Desde o início do tratamento, Preta manteve uma postura pública de coragem e sinceridade. Compartilhou com o público os desafios enfrentados durante a luta contra o câncer, sempre transmitindo mensagens de esperança, acolhimento e transparência.
Despedidas no Dia do Amigo
Sua partida ocorreu justamente no Dia do Amigo, data celebrada em 20 de julho, o que intensificou as demonstrações de carinho e saudade nas redes sociais. A repercussão foi imediata entre amigos próximos, admiradores e colegas de profissão, que expressaram profunda tristeza.
Antes de saber do falecimento, a atriz Carolina Dieckmann, em uma publicação emocionada, descreveu a amiga como um “colo” e um lar, reforçando os laços profundos de amizade que as uniam. Já o apresentador Gominho se referiu a Preta como uma figura materna, irmã, inspiração e símbolo de força, exaltando o impacto dela em sua vida pessoal e no mundo ao redor.
Carreira de Preta Gil
Preta Gil nasceu em 8 de agosto de 1974, no Rio de Janeiro.
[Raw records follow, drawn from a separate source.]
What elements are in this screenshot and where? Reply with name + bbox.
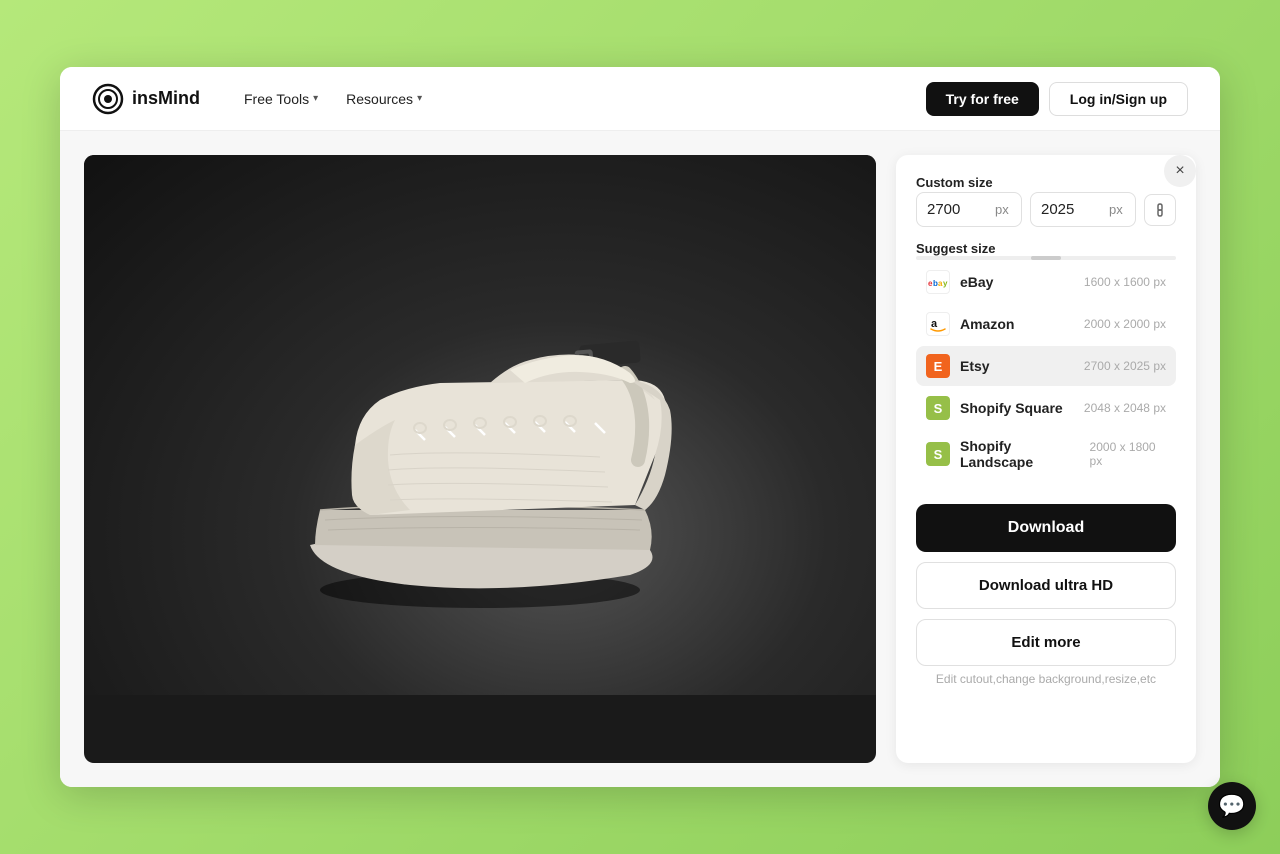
logo-icon bbox=[92, 83, 124, 115]
platform-name-ebay: eBay bbox=[960, 274, 1040, 290]
logo-text: insMind bbox=[132, 88, 200, 109]
download-button[interactable]: Download bbox=[916, 504, 1176, 552]
nav-actions: Try for free Log in/Sign up bbox=[926, 82, 1188, 116]
platform-item-shopify-square[interactable]: S Shopify Square 2048 x 2048 px bbox=[916, 388, 1176, 428]
ebay-icon: e b a y bbox=[926, 270, 950, 294]
logo-area: insMind bbox=[92, 83, 200, 115]
login-button[interactable]: Log in/Sign up bbox=[1049, 82, 1188, 116]
nav-items: Free Tools ▾ Resources ▾ bbox=[232, 85, 926, 113]
action-buttons: Download Download ultra HD Edit more Edi… bbox=[916, 500, 1176, 686]
height-input-group: px bbox=[1030, 192, 1136, 227]
link-ratio-button[interactable] bbox=[1144, 194, 1176, 226]
chevron-down-icon: ▾ bbox=[417, 93, 422, 104]
custom-size-label: Custom size bbox=[916, 175, 1176, 190]
shoe-image-container bbox=[84, 155, 876, 695]
platform-size-shopify-square: 2048 x 2048 px bbox=[1084, 401, 1166, 415]
chevron-down-icon: ▾ bbox=[313, 93, 318, 104]
suggest-list: e b a y eBay 1600 x 1600 px bbox=[916, 262, 1176, 478]
panel-card: × Custom size px px bbox=[896, 155, 1196, 763]
scroll-hint bbox=[916, 256, 1176, 260]
platform-item-etsy[interactable]: E Etsy 2700 x 2025 px bbox=[916, 346, 1176, 386]
height-input[interactable] bbox=[1031, 193, 1101, 226]
amazon-icon: a bbox=[926, 312, 950, 336]
custom-size-section: Custom size px px bbox=[916, 175, 1176, 227]
shoe-svg bbox=[250, 235, 710, 615]
platform-item-amazon[interactable]: a Amazon 2000 x 2000 px bbox=[916, 304, 1176, 344]
platform-name-etsy: Etsy bbox=[960, 358, 1040, 374]
platform-size-etsy: 2700 x 2025 px bbox=[1084, 359, 1166, 373]
browser-window: insMind Free Tools ▾ Resources ▾ Try for… bbox=[60, 67, 1220, 787]
width-input[interactable] bbox=[917, 193, 987, 226]
platform-name-amazon: Amazon bbox=[960, 316, 1040, 332]
main-content: × Custom size px px bbox=[60, 131, 1220, 787]
platform-item-shopify-landscape[interactable]: S Shopify Landscape 2000 x 1800 px bbox=[916, 430, 1176, 478]
svg-text:y: y bbox=[943, 279, 948, 288]
height-unit: px bbox=[1101, 194, 1131, 225]
width-input-group: px bbox=[916, 192, 1022, 227]
download-hd-button[interactable]: Download ultra HD bbox=[916, 562, 1176, 609]
svg-text:a: a bbox=[931, 318, 938, 330]
nav-free-tools[interactable]: Free Tools ▾ bbox=[232, 85, 330, 113]
platform-size-shopify-landscape: 2000 x 1800 px bbox=[1090, 440, 1166, 468]
edit-hint-text: Edit cutout,change background,resize,etc bbox=[916, 672, 1176, 686]
chat-bubble[interactable]: 💬 bbox=[1208, 782, 1256, 830]
nav-resources[interactable]: Resources ▾ bbox=[334, 85, 434, 113]
suggest-size-label: Suggest size bbox=[916, 241, 1176, 256]
platform-size-ebay: 1600 x 1600 px bbox=[1084, 275, 1166, 289]
edit-more-button[interactable]: Edit more bbox=[916, 619, 1176, 666]
platform-name-shopify-landscape: Shopify Landscape bbox=[960, 438, 1080, 470]
right-panel: × Custom size px px bbox=[896, 155, 1196, 763]
platform-size-amazon: 2000 x 2000 px bbox=[1084, 317, 1166, 331]
close-button[interactable]: × bbox=[1164, 155, 1196, 187]
platform-name-shopify-square: Shopify Square bbox=[960, 400, 1063, 416]
try-free-button[interactable]: Try for free bbox=[926, 82, 1039, 116]
size-inputs: px px bbox=[916, 192, 1176, 227]
etsy-icon: E bbox=[926, 354, 950, 378]
navbar: insMind Free Tools ▾ Resources ▾ Try for… bbox=[60, 67, 1220, 131]
suggest-size-section: Suggest size e b a y bbox=[916, 241, 1176, 478]
shopify-landscape-icon: S bbox=[926, 442, 950, 466]
platform-item-ebay[interactable]: e b a y eBay 1600 x 1600 px bbox=[916, 262, 1176, 302]
image-panel bbox=[84, 155, 876, 763]
shopify-square-icon: S bbox=[926, 396, 950, 420]
width-unit: px bbox=[987, 194, 1017, 225]
chat-icon: 💬 bbox=[1218, 793, 1245, 819]
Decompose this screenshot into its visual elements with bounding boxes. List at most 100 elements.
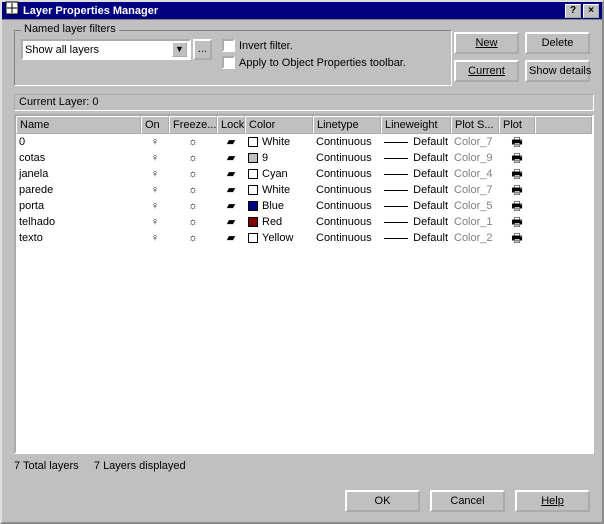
cell-linetype[interactable]: Continuous bbox=[313, 134, 381, 150]
on-icon[interactable]: ♀ bbox=[141, 150, 169, 166]
cell-plotstyle: Color_5 bbox=[451, 198, 499, 214]
cell-lineweight[interactable]: Default bbox=[381, 150, 451, 166]
plot-icon[interactable]: 🖶 bbox=[499, 166, 535, 182]
cell-name[interactable]: janela bbox=[16, 166, 141, 182]
cell-linetype[interactable]: Continuous bbox=[313, 182, 381, 198]
invert-filter-checkbox[interactable] bbox=[222, 39, 235, 52]
lock-icon[interactable]: ▰ bbox=[217, 182, 245, 198]
cell-lineweight[interactable]: Default bbox=[381, 230, 451, 246]
freeze-icon[interactable]: ☼ bbox=[169, 166, 217, 182]
plot-icon[interactable]: 🖶 bbox=[499, 150, 535, 166]
cell-linetype[interactable]: Continuous bbox=[313, 198, 381, 214]
cell-lineweight[interactable]: Default bbox=[381, 198, 451, 214]
table-row[interactable]: telhado♀☼▰RedContinuousDefaultColor_1🖶 bbox=[16, 214, 592, 230]
plot-icon[interactable]: 🖶 bbox=[499, 134, 535, 150]
column-plot[interactable]: Plot bbox=[499, 116, 535, 134]
cell-lineweight[interactable]: Default bbox=[381, 182, 451, 198]
apply-toolbar-checkbox[interactable] bbox=[222, 56, 235, 69]
cell-lineweight[interactable]: Default bbox=[381, 134, 451, 150]
cell-color[interactable]: Cyan bbox=[245, 166, 313, 182]
on-icon[interactable]: ♀ bbox=[141, 230, 169, 246]
cell-lineweight[interactable]: Default bbox=[381, 214, 451, 230]
lock-icon[interactable]: ▰ bbox=[217, 214, 245, 230]
current-button[interactable]: Current bbox=[454, 60, 519, 82]
plot-icon[interactable]: 🖶 bbox=[499, 230, 535, 246]
cell-name[interactable]: 0 bbox=[16, 134, 141, 150]
freeze-icon[interactable]: ☼ bbox=[169, 182, 217, 198]
freeze-icon[interactable]: ☼ bbox=[169, 230, 217, 246]
dropdown-arrow-icon[interactable]: ▼ bbox=[172, 42, 187, 57]
table-row[interactable]: cotas♀☼▰9ContinuousDefaultColor_9🖶 bbox=[16, 150, 592, 166]
cell-lineweight[interactable]: Default bbox=[381, 166, 451, 182]
dialog-title: Layer Properties Manager bbox=[23, 2, 563, 20]
cell-name[interactable]: texto bbox=[16, 230, 141, 246]
cell-plotstyle: Color_1 bbox=[451, 214, 499, 230]
status-total: 7 Total layers bbox=[14, 460, 79, 472]
cell-name[interactable]: telhado bbox=[16, 214, 141, 230]
status-displayed: 7 Layers displayed bbox=[94, 460, 186, 472]
cell-color[interactable]: Red bbox=[245, 214, 313, 230]
column-freeze[interactable]: Freeze... bbox=[169, 116, 217, 134]
delete-button[interactable]: Delete bbox=[525, 32, 590, 54]
lock-icon[interactable]: ▰ bbox=[217, 198, 245, 214]
title-bar: Layer Properties Manager ? × bbox=[2, 2, 602, 20]
cell-linetype[interactable]: Continuous bbox=[313, 166, 381, 182]
cell-linetype[interactable]: Continuous bbox=[313, 150, 381, 166]
current-layer-display: Current Layer: 0 bbox=[14, 94, 594, 111]
column-spacer bbox=[535, 116, 592, 134]
on-icon[interactable]: ♀ bbox=[141, 134, 169, 150]
plot-icon[interactable]: 🖶 bbox=[499, 198, 535, 214]
lock-icon[interactable]: ▰ bbox=[217, 134, 245, 150]
help-button[interactable]: Help bbox=[515, 490, 590, 512]
cell-linetype[interactable]: Continuous bbox=[313, 230, 381, 246]
cell-plotstyle: Color_2 bbox=[451, 230, 499, 246]
cell-color[interactable]: Yellow bbox=[245, 230, 313, 246]
lock-icon[interactable]: ▰ bbox=[217, 150, 245, 166]
lock-icon[interactable]: ▰ bbox=[217, 166, 245, 182]
column-name[interactable]: Name bbox=[16, 116, 141, 134]
column-linetype[interactable]: Linetype bbox=[313, 116, 381, 134]
column-plotstyle[interactable]: Plot S... bbox=[451, 116, 499, 134]
current-layer-text: Current Layer: 0 bbox=[19, 96, 98, 108]
ok-button[interactable]: OK bbox=[345, 490, 420, 512]
cell-color[interactable]: White bbox=[245, 134, 313, 150]
column-color[interactable]: Color bbox=[245, 116, 313, 134]
cell-color[interactable]: 9 bbox=[245, 150, 313, 166]
table-row[interactable]: parede♀☼▰WhiteContinuousDefaultColor_7🖶 bbox=[16, 182, 592, 198]
show-details-button[interactable]: Show details bbox=[525, 60, 590, 82]
layer-properties-dialog: Layer Properties Manager ? × Named layer… bbox=[0, 0, 604, 524]
filter-browse-button[interactable]: ... bbox=[193, 39, 212, 60]
cell-color[interactable]: White bbox=[245, 182, 313, 198]
table-row[interactable]: texto♀☼▰YellowContinuousDefaultColor_2🖶 bbox=[16, 230, 592, 246]
cell-name[interactable]: porta bbox=[16, 198, 141, 214]
on-icon[interactable]: ♀ bbox=[141, 214, 169, 230]
freeze-icon[interactable]: ☼ bbox=[169, 150, 217, 166]
on-icon[interactable]: ♀ bbox=[141, 166, 169, 182]
table-row[interactable]: porta♀☼▰BlueContinuousDefaultColor_5🖶 bbox=[16, 198, 592, 214]
cell-linetype[interactable]: Continuous bbox=[313, 214, 381, 230]
lock-icon[interactable]: ▰ bbox=[217, 230, 245, 246]
on-icon[interactable]: ♀ bbox=[141, 182, 169, 198]
help-titlebar-button[interactable]: ? bbox=[565, 4, 581, 18]
column-lineweight[interactable]: Lineweight bbox=[381, 116, 451, 134]
plot-icon[interactable]: 🖶 bbox=[499, 182, 535, 198]
cell-plotstyle: Color_7 bbox=[451, 182, 499, 198]
cancel-button[interactable]: Cancel bbox=[430, 490, 505, 512]
plot-icon[interactable]: 🖶 bbox=[499, 214, 535, 230]
freeze-icon[interactable]: ☼ bbox=[169, 134, 217, 150]
table-row[interactable]: 0♀☼▰WhiteContinuousDefaultColor_7🖶 bbox=[16, 134, 592, 150]
freeze-icon[interactable]: ☼ bbox=[169, 214, 217, 230]
close-button[interactable]: × bbox=[583, 4, 599, 18]
cell-color[interactable]: Blue bbox=[245, 198, 313, 214]
named-filters-group: Named layer filters Show all layers ▼ ..… bbox=[14, 30, 452, 86]
cell-name[interactable]: cotas bbox=[16, 150, 141, 166]
layers-listview[interactable]: Name On Freeze... Lock Color Linetype Li… bbox=[14, 114, 594, 454]
column-lock[interactable]: Lock bbox=[217, 116, 245, 134]
table-row[interactable]: janela♀☼▰CyanContinuousDefaultColor_4🖶 bbox=[16, 166, 592, 182]
on-icon[interactable]: ♀ bbox=[141, 198, 169, 214]
cell-name[interactable]: parede bbox=[16, 182, 141, 198]
freeze-icon[interactable]: ☼ bbox=[169, 198, 217, 214]
column-on[interactable]: On bbox=[141, 116, 169, 134]
new-button[interactable]: New bbox=[454, 32, 519, 54]
filter-select[interactable]: Show all layers ▼ bbox=[21, 39, 191, 60]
Filha do cantor e ex-ministro Gilberto Gil, cresceu em um ambiente fortemente ligado às artes. Iniciou a carreira musical em 2003 com o álbum Prêt-à-Porter, seguido por outros cinco discos: Preta (2005), Noite Preta ao Vivo (2010), Sou como Sou (2012), Bloco da Preta (2014) e Todas as Cores (2017).
Um dos principais marcos de sua trajetória foi o Bloco da Preta, criado em 2010, que se tornou um dos maiores blocos de Carnaval de rua do Rio de Janeiro. Além da música, Preta se destacou como empresária e comunicadora. Em 2017, tornou-se sócia da Mynd, agência especializada em marketing de influência e publicidade.
Sua atuação ultrapassou o campo artístico. Feminista declarada, Preta foi uma voz atuante em causas sociais, combatendo o racismo, a gordofobia e defendendo os direitos das mulheres e da comunidade LGBTQIA+. Com carisma e autenticidade, consolidou-se como uma figura relevante e representativa da cultura brasileira.